Esta vía procesional estaba flanqueada originalmente por más de 1,350 esfinges talladas en piedra arenisca. El Templo de Luxor, cuya construcción principal se atribuye a los faraones Amenhotep III y Ramsés II alrededor del año 1400 a. C., posee una particularidad: a diferencia de otros templos tebanos, no estaba dedicado exclusivamente a una deidad o a la versión deificada del faraón tras su muerte, sino que era el escenario central del festival anual de Opet, donde se celebraba la renovación del "Ka" o la esencia divina del monarca reinante.

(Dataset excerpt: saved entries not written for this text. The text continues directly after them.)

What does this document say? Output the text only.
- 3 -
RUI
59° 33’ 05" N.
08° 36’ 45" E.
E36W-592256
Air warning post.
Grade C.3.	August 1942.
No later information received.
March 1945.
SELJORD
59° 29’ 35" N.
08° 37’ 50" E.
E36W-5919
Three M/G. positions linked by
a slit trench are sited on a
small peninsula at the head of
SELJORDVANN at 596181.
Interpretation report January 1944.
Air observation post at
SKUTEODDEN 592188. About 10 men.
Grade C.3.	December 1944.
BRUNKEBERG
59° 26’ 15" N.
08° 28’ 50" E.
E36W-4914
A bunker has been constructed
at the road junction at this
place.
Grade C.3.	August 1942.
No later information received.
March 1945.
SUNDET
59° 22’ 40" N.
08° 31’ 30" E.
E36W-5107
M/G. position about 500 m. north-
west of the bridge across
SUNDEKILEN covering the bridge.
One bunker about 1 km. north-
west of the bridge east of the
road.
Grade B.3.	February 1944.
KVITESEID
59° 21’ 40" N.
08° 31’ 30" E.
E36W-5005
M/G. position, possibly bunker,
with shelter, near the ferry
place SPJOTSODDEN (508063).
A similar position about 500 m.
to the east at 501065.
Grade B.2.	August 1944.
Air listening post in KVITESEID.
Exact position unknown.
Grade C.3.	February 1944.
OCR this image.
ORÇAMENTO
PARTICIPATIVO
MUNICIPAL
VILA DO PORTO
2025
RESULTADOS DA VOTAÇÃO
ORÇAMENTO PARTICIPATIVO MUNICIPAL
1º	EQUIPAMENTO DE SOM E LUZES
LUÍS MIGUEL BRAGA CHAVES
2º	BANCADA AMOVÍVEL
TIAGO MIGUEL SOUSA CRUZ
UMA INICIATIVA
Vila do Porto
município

En el Patio de Ramsés II se encuentra la Mezquita de Abu al-Haggag, construida en el siglo XIII sobre las ruinas del templo original. Debido a que el templo estuvo sepultado bajo capas de escombros y arena durante siglos, la mezquita se edificó a una altura considerable; hoy en día, tras las excavaciones arqueológicas, la entrada de la mezquita se sitúa varios metros por encima del suelo del templo, ilustrando una continuidad de uso religioso que abarca más de 3,400 años.